Like the majority of the globe, I've been enchanted by the Obamas since they arrived on the national stage and have greeted the end of the Obama era with sadness, anger, and a deep respect for the President and the First Family. Watching Michelle Obama find her voice on the national and then international stage has been wondrous to behold, and as a historian of American history, I am well aware that what the Obamas together created and achieved is a once in a generation (if not longer) set of accomplishments. Michelle's style, grace, humor, and steely resolve have helped me, a white woman, become better acquainted with myself and establish my own voice and vision with confidence.
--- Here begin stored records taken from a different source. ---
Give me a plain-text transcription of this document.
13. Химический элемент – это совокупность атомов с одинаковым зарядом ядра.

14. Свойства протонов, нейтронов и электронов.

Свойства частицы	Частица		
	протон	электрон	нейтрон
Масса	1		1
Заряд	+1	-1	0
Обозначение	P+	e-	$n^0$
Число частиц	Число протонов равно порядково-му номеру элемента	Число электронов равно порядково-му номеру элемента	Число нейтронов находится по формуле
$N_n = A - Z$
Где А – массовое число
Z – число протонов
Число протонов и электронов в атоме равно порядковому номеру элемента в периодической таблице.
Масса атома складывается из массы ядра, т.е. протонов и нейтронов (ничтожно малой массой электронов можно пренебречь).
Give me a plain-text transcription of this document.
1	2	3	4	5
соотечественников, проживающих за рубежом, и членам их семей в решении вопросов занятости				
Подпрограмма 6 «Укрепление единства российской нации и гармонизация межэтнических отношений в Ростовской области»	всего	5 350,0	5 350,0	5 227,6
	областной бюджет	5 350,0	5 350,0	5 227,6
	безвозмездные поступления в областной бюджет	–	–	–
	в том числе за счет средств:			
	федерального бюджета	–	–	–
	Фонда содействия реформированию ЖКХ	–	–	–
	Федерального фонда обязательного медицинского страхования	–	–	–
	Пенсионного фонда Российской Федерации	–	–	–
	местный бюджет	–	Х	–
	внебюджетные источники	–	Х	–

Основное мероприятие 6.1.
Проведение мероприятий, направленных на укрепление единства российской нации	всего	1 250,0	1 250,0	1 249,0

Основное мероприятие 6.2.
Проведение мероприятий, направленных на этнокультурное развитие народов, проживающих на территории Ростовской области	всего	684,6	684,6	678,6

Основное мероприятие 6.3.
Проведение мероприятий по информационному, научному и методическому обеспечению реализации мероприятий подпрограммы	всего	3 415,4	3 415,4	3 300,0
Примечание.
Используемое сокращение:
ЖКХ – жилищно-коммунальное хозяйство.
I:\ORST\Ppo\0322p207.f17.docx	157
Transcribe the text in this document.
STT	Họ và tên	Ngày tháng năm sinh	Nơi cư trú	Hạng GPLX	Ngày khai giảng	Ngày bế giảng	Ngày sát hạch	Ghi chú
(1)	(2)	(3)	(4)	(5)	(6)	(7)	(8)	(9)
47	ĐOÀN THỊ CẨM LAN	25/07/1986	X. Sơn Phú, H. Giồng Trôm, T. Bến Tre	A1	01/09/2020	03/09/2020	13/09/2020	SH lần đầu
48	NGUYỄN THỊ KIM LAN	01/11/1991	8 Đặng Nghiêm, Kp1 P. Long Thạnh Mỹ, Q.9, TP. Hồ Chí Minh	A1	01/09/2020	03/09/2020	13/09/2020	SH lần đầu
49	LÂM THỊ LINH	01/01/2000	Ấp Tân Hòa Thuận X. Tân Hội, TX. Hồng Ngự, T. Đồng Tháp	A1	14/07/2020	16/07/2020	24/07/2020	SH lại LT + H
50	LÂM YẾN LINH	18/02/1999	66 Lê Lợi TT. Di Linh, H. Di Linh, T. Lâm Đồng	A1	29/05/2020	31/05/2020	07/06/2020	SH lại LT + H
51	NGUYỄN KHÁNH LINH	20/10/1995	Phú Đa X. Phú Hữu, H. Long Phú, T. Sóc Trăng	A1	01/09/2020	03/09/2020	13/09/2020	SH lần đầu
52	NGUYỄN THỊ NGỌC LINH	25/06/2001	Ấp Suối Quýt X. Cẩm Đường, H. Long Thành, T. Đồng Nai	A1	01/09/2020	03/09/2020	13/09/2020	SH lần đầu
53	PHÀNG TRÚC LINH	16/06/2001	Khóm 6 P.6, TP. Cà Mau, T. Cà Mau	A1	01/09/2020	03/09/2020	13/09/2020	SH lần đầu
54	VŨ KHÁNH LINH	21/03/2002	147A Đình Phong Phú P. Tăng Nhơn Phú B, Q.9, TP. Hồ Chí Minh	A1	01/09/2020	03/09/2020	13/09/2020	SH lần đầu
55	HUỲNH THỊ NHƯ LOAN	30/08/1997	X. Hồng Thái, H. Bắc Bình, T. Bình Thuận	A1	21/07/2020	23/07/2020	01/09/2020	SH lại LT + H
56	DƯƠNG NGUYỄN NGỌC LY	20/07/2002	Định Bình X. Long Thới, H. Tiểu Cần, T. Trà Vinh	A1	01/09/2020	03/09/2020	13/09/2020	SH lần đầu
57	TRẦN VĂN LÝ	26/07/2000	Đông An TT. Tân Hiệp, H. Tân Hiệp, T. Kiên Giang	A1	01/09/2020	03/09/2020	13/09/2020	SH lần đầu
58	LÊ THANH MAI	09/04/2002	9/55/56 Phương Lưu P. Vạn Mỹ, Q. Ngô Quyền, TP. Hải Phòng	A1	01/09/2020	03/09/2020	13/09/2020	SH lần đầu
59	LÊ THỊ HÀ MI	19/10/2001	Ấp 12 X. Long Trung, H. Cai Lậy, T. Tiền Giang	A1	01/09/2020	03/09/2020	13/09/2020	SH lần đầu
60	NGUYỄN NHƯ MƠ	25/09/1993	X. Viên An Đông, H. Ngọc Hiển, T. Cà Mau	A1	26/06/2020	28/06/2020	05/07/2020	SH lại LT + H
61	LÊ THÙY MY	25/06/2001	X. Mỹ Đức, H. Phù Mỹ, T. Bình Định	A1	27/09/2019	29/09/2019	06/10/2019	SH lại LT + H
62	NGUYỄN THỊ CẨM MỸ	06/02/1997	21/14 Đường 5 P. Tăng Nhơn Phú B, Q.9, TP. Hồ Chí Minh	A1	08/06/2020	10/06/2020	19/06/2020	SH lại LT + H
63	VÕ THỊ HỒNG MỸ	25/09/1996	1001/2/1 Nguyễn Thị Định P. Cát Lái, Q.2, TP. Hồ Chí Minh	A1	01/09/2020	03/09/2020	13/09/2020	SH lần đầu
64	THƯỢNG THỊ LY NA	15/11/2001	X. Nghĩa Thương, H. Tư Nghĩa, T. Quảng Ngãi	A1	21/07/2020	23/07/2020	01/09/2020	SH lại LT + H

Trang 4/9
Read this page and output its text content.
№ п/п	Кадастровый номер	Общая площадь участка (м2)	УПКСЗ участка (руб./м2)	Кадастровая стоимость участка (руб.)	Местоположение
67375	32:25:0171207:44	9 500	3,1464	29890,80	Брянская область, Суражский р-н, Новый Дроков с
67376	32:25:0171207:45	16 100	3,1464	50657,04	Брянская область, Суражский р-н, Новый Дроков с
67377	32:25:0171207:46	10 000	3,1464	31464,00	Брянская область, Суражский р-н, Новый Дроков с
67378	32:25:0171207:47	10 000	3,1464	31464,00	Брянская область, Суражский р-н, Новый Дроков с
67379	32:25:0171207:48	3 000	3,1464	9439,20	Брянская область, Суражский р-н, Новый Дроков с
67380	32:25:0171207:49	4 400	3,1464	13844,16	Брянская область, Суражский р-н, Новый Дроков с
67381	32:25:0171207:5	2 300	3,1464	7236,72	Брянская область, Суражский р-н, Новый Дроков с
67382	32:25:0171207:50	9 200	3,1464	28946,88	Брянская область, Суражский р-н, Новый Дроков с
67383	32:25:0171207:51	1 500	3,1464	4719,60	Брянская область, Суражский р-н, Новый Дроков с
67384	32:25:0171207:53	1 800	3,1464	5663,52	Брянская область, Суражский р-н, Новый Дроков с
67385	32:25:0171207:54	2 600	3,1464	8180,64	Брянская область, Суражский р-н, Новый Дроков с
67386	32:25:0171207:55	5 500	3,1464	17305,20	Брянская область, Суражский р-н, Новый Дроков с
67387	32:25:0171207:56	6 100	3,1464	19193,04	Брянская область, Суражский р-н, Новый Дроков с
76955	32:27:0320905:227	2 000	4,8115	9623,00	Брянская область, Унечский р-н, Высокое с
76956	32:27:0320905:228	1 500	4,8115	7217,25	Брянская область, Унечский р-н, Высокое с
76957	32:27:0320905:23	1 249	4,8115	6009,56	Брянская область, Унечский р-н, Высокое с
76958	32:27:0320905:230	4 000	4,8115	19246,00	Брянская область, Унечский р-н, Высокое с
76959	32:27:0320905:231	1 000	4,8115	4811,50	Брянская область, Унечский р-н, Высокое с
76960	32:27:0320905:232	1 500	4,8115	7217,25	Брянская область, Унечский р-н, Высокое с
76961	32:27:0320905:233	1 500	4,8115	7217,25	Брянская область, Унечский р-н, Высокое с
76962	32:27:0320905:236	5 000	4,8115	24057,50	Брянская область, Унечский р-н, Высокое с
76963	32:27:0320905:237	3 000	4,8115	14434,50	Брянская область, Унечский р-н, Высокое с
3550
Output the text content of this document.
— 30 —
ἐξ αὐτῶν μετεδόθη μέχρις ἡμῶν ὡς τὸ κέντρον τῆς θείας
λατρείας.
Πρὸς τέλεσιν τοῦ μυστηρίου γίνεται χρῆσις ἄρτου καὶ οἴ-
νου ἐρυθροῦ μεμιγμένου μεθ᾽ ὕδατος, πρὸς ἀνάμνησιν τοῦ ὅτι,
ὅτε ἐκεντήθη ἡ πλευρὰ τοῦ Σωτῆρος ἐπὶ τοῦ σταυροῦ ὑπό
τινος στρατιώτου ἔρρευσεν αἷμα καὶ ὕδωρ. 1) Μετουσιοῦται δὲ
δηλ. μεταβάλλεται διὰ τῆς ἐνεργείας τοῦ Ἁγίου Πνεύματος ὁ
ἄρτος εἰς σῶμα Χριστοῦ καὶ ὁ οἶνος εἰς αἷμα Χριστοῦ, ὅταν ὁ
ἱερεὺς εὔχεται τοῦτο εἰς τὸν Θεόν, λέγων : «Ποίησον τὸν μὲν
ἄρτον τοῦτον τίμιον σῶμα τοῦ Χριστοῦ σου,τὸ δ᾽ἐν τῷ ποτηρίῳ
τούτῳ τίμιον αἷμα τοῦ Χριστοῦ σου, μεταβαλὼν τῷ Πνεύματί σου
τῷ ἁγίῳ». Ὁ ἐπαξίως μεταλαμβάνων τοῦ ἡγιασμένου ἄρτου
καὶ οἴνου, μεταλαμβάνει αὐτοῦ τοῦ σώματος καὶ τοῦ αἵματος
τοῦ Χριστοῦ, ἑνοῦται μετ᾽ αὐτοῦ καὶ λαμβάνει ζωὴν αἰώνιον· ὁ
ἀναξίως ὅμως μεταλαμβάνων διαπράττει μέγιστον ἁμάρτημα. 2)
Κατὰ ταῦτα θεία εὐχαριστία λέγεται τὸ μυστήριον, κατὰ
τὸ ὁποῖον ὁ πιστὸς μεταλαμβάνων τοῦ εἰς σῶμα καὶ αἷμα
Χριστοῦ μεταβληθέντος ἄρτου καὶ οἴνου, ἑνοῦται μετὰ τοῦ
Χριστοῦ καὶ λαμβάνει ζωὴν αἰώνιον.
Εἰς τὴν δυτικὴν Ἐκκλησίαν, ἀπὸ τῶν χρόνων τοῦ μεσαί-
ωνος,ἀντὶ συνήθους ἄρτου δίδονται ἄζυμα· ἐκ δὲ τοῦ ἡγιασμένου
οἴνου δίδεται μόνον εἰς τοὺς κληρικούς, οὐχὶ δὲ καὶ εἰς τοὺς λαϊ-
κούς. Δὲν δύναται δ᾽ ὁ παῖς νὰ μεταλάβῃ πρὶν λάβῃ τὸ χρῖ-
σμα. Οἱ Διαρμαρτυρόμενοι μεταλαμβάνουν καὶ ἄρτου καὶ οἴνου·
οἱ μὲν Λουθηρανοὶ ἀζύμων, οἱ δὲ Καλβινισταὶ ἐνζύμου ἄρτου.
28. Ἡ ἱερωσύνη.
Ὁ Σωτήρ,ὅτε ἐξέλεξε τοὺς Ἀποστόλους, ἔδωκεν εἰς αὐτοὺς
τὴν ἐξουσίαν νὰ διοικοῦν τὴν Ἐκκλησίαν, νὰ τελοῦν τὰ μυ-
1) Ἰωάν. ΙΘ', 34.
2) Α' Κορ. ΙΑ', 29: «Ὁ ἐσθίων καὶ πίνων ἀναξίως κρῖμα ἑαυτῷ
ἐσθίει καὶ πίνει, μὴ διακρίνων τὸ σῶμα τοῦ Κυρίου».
But I did not see Michelle as the black community did. I mean, I assumed that her mere existence has been inspirational for black and brown women and girls around the world, but I didn't dwell much on the specificities of her achievements or the very personal ways in which the black community related to Michelle. This volume, a collection of essays written by various esteemed members of the black community (most of them female), brought me face to face with the reality of what she has done and will continue to do for African-American women and girls. I closed the book knowing a few things absolutely:
1. We will be discussing, defining, debating, and revising the importance of Michelle for many years to come.
2. Her presence and persistence in working to become and to live her most authentic self truly made an impact across so many fields and areas, from fashion and music to parenthood and political culture.
3. Many of those who admire Michelle do so, at least in part, because she's "flawlessly imperfect," unwilling to jettison her background, her blackness, her womanhood, her brilliant mind in order to appeal to one group or another (but this is not to say that she isn't constantly striving to better herself and her myriad of messages); they also feel as though she is imminently real and relatable. Almost every single essay featured a section in which the writer almost sheepishly declared something like, "I know I'm not as important or transcendent as Michelle and her husband are, but our lives have parallels and her experiences in some way match my own." That was what really struck me the most, the way in which the essayists felt somehow connected or even embraced by Michelle.
4. Michelle is just getting started.
This was an excellent read. I've spent so much time focusing on Obama and what he was able to accomplish, the way in which he wore his duties easily, his elegance, his style, his brilliance and confidence. So to be awakened to the lives Michelle touched as "mom in chief," First Lady, consummate hugger, and public figure was a delight. Her grace, humor, and resolve in the face of truly disgusting criticism and endless attempts to figuratively constrain her as a woman (and an unrepentant Black woman at that) has been truly and utterly amazing, a feat that few could manage successfully. Michelle is a revelation.